La musique au labo
Laurie Bosdecher
Des chercheurs de l'IRCAM et la compagnie Lubat inventent un langage entre machines et artistes
Le laboratoire est un studio, on n'y trouve ni éprouvettes ni microscopes mais des ordinateurs avec d'énormes écrans plats et des instruments, des artistes et des chercheurs. Deux universitaires de l'IRCAM (Institut de recherche et de coordination de l'acoustisque/musique) et les membres de la compagnie Lubat s'y enferment les week-ends, pendant plusieurs heures. Et travaillent ensemble. Les uns amènent des partitions, des textes qu'ils ont étudiés. Les autres leurs grosses machines chargées de logiciels à la pointe de la technologie.
Que font-ils ensemble ? Ils confrontent leurs outils. L'artiste improvise, la machine écoute, tente de décrypter un langage musical et lui répond. Et ainsi de suite. Parfois ça marche très bien, quelques fois pas du tout. « Une fois qu'on met en jeu les deux outils, la machine et la production artistique, on ne sait pas du tout où on va. Et c'est ça qui est palpitant. On peut se tromper et recommencer. On fait des expériences pour mettre au point une machine même si on sait qu'elle ne sera jamais aboutie », explique Nathalie Boitaud, comédienne de la compagnie.

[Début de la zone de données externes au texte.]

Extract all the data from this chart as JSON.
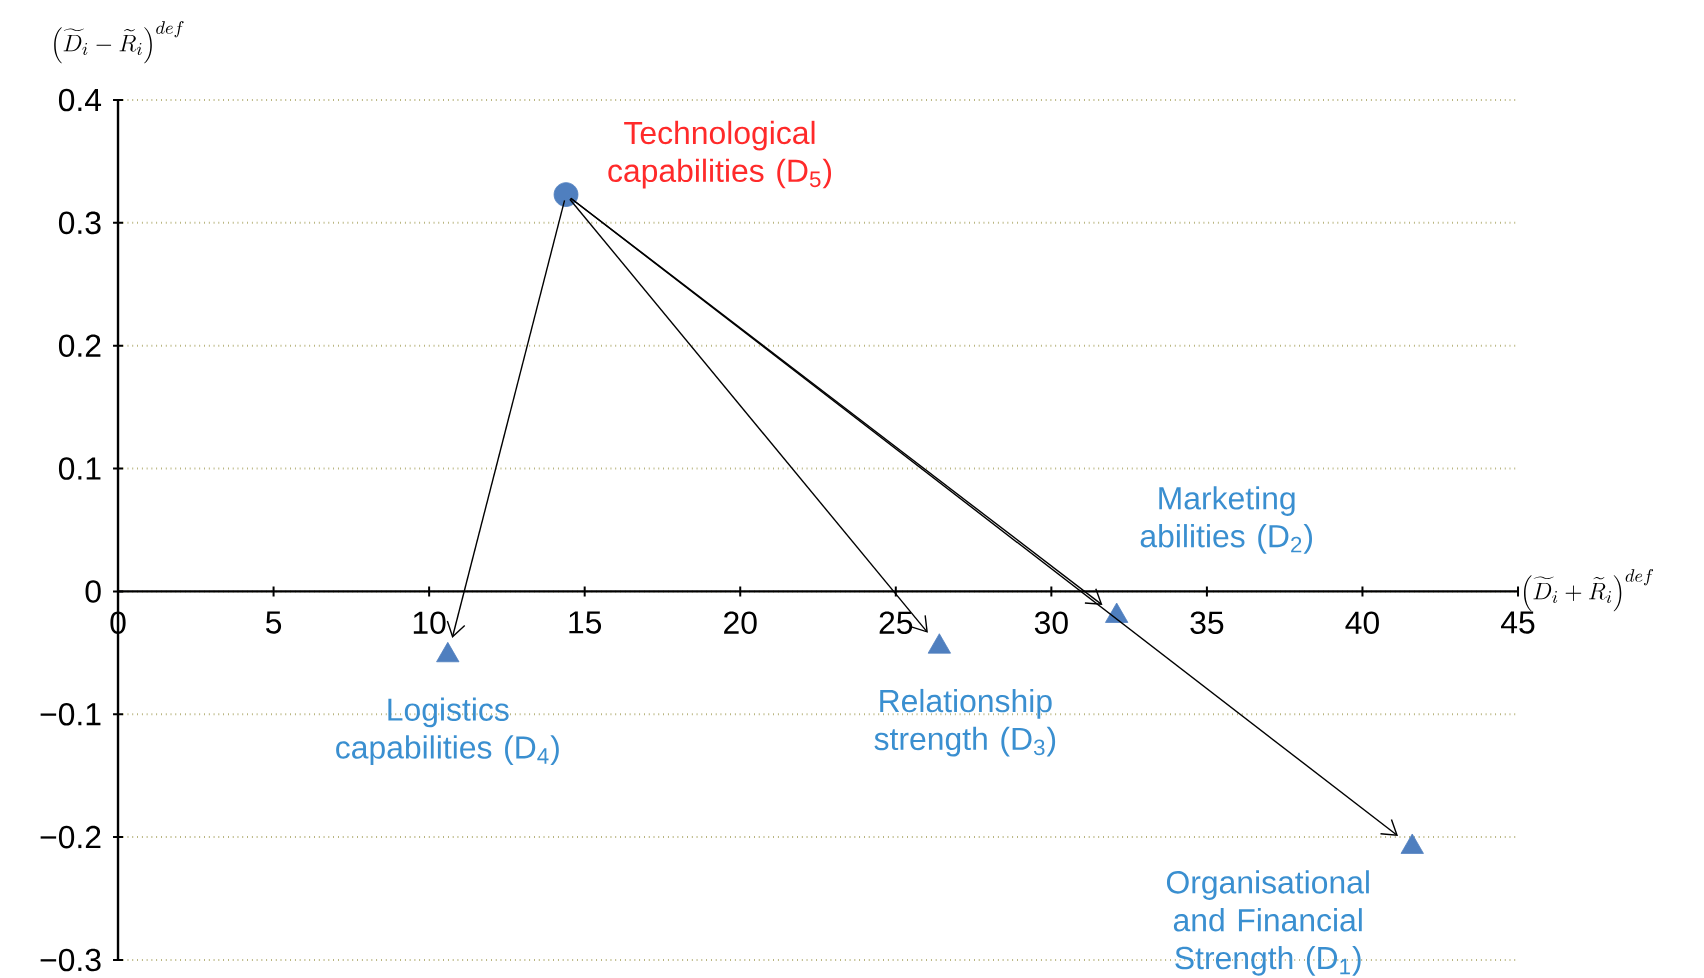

A priori sans points communs, les chercheurs et les artistes disent avoir du plaisir à travailler ensemble. « On ne parle pas la même langue, on n'a pas les mêmes atomes crochus, mais on a envie d'être ensemble car on sent qu'on a des choses à se dire », souligne Loïc Lachaize, ingénieur du son de la compagnie qui travaille au plus près des deux chercheurs Gérard Assayag et Marc Chemillier.
Science, art et poésie. Ce terreau commun, c'est l'imagination. Car même pour un scientifique, pour comprendre, analyser, à un moment ou un autre, il faut imaginer. « J'aime bien cette phrase du philosophe Redeker : l'art et la science sont issus de la même matrice : la poésie », poursuit le jeune homme.

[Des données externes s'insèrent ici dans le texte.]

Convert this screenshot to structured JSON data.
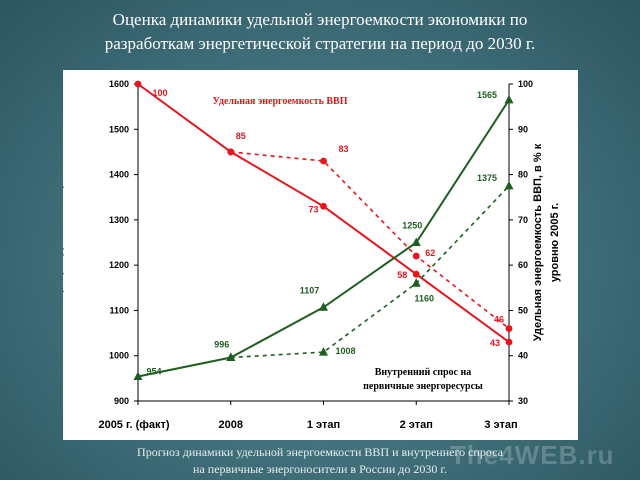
{
  "slide": {
    "title_line1": "Оценка динамики удельной энергоемкости экономики по",
    "title_line2": "разработкам энергетической стратегии на период до 2030 г.",
    "caption_line1": "Прогноз динамики удельной энергоемкости ВВП и внутреннего спроса",
    "caption_line2": "на первичные энергоносители в России до 2030 г.",
    "watermark": "The4WEB.ru"
  },
  "colors": {
    "red": "#e8141b",
    "green": "#1e5e20",
    "background": "#3f6e79"
  },
  "chart_data": {
    "type": "line",
    "categories": [
      "2005 г. (факт)",
      "2008",
      "1 этап",
      "2 этап",
      "3 этап"
    ],
    "y_left": {
      "label_line1": "Внутренний спрос на первичные",
      "label_line2": "энергоресурсы, млн т у.т.",
      "ylim": [
        900,
        1600
      ],
      "ticks": [
        900,
        1000,
        1100,
        1200,
        1300,
        1400,
        1500,
        1600
      ]
    },
    "y_right": {
      "label_line1": "Удельная энергоемкость ВВП, в % к",
      "label_line2": "уровню 2005 г.",
      "ylim": [
        30,
        100
      ],
      "ticks": [
        30,
        40,
        50,
        60,
        70,
        80,
        90,
        100
      ]
    },
    "grid": false,
    "series": [
      {
        "axis": "right",
        "color": "#e8141b",
        "style": "solid",
        "marker": "circle",
        "values": [
          100,
          85,
          73,
          58,
          43
        ],
        "labels": [
          "100",
          "85",
          "73",
          "58",
          "43"
        ]
      },
      {
        "axis": "right",
        "color": "#e8141b",
        "style": "dashed",
        "marker": "circle",
        "values": [
          null,
          85,
          83,
          62,
          46
        ],
        "labels": [
          "",
          "",
          "83",
          "62",
          "46"
        ]
      },
      {
        "axis": "left",
        "color": "#1e5e20",
        "style": "solid",
        "marker": "triangle",
        "values": [
          954,
          996,
          1107,
          1250,
          1565
        ],
        "labels": [
          "954",
          "996",
          "1107",
          "1250",
          "1565"
        ]
      },
      {
        "axis": "left",
        "color": "#1e5e20",
        "style": "dashed",
        "marker": "triangle",
        "values": [
          null,
          996,
          1008,
          1160,
          1375
        ],
        "labels": [
          "",
          "",
          "1008",
          "1160",
          "1375"
        ]
      }
    ],
    "annotations": {
      "red_series": "Удельная энергоемкость ВВП",
      "green_line1": "Внутренний спрос на",
      "green_line2": "первичные энергоресурсы"
    }
  }
}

« On n'a rien prouver, reconnaît Nathalie Boitaud. On s'offre ce luxe, c'est formidable dans une société où on demande toujours plus de rendement. » Le soir, artistes et chercheurs sortent de leur studio et se confrontent au public à l'Estaminet(1). « On l'invite au principe de l'incertitude et à s'interroger sur l'interaction machine et artiste. » Des questions qui aujourd'hui sont devenues presque aussi vieilles que le monde, la machine sera-t-elle un jour aussi intelligente que l'homme ?
(1) Un Cd multimedia doit sortir en octobre sur les sessions de travail entre chercheurs et artistes.